Falar sobre sexo ainda é difícil. Não porque falte interesse ou necessidade, mas porque sobra vergonha, receio e, muitas vezes, despreparo. Embora a Organização Mundial da Saúde reconheça a saúde sexual como parte fundamental da saúde integral, a prática clínica no Brasil ainda caminha devagar nesse campo. O que mais ouvimos nos corredores, nas supervisões e nos relatos de pacientes é o silêncio; um silêncio desconfortável, cheio de pausas e trocas de assunto sempre que o tema da sexualidade começa a surgir.
Esse silêncio não é casual. Ele é aprendido. Crescemos ouvindo que certas palavras não se dizem, que certas sensações devem ser ignoradas, que certos desejos são “errados”. Internalizamos, desde cedo, a ideia de que falar sobre o corpo, sobre prazer, sobre limites e desejos é algo sujo ou embaraçoso. Esse aprendizado molda não só a forma como vivemos nossa própria sexualidade, mas também como nos posicionamos diante da sexualidade do outro — inclusive no setting terapêutico.

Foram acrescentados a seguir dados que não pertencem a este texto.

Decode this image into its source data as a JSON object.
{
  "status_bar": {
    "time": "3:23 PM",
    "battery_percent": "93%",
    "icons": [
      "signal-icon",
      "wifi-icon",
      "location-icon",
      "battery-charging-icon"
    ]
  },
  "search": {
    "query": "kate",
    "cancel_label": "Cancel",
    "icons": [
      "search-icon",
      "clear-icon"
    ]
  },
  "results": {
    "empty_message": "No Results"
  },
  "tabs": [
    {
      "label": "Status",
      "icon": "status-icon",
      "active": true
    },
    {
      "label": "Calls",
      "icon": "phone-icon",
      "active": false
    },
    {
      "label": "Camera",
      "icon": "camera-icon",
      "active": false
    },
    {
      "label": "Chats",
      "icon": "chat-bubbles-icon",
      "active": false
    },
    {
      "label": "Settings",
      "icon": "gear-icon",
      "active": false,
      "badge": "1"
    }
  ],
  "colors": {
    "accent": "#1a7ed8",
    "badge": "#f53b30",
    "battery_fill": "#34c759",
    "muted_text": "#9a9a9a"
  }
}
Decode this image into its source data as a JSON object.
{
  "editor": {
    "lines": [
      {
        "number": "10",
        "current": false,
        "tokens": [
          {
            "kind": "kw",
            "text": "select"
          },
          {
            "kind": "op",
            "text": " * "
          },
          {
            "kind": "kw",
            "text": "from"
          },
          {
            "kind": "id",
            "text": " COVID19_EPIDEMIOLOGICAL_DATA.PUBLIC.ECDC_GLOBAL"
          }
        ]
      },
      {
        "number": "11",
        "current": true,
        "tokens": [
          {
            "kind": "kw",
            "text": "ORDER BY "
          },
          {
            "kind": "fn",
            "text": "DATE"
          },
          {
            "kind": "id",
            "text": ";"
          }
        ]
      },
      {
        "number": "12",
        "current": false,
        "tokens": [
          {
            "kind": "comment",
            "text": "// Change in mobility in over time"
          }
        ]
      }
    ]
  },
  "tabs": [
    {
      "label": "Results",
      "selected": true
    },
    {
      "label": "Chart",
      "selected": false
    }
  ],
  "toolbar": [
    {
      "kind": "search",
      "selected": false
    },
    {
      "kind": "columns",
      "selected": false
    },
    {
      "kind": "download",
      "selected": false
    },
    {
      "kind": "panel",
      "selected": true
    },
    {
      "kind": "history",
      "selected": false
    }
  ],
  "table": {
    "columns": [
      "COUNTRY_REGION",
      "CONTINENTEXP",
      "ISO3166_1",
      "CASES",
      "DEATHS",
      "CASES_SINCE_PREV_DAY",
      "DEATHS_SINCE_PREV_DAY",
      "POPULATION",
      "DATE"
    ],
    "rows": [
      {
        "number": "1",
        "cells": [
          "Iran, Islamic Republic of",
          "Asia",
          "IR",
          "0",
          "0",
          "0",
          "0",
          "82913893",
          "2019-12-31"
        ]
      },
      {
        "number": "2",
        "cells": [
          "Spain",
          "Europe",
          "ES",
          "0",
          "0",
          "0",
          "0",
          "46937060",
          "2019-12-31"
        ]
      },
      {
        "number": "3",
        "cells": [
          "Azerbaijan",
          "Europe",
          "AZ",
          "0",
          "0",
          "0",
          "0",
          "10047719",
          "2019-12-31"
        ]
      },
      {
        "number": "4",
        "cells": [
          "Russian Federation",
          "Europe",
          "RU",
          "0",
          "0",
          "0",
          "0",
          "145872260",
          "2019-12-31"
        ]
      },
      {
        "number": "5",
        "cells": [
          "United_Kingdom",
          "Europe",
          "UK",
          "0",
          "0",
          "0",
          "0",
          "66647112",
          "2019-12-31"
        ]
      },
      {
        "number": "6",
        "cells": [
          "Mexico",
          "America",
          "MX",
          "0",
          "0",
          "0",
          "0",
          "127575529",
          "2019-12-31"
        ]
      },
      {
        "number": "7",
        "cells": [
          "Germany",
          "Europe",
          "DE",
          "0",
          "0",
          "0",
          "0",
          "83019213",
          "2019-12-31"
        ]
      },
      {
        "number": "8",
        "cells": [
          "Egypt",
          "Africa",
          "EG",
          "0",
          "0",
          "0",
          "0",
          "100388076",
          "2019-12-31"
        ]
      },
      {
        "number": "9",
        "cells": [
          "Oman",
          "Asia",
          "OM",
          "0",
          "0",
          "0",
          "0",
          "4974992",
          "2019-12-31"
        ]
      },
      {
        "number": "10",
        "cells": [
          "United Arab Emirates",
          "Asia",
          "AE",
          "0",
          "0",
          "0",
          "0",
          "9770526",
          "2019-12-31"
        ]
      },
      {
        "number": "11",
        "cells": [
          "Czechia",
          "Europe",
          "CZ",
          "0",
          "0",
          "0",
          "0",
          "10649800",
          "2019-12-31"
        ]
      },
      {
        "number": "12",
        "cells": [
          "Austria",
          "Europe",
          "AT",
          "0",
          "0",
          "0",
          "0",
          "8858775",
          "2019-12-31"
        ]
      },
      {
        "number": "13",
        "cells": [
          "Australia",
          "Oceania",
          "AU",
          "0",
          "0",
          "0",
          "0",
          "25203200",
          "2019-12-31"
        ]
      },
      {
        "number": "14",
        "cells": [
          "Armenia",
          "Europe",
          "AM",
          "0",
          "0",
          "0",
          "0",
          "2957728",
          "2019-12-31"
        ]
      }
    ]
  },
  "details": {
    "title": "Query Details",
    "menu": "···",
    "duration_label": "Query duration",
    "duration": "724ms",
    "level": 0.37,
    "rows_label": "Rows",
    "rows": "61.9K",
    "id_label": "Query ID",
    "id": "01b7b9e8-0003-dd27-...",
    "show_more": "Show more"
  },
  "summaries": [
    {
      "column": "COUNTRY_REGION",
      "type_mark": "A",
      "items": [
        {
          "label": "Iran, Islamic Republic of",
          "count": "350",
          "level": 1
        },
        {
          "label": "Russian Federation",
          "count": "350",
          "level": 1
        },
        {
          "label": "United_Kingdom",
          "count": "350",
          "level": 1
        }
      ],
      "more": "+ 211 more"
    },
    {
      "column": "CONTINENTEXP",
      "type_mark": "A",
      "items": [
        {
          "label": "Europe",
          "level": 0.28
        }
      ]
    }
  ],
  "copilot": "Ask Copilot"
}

No consultório, esse tabu ganha roupagem profissional. Muitos profissionais evitam o tema não porque não o considerem relevante, mas porque não se sentem à vontade ou preparados para lidar com ele. O resultado é um ciclo de evitação: o paciente percebe o desconforto do profissional, evita tocar no assunto, e ambos seguem contornando o elefante no meio da sala. Com isso, dores importantes seguem sem nome, sem escuta, sem cuidado.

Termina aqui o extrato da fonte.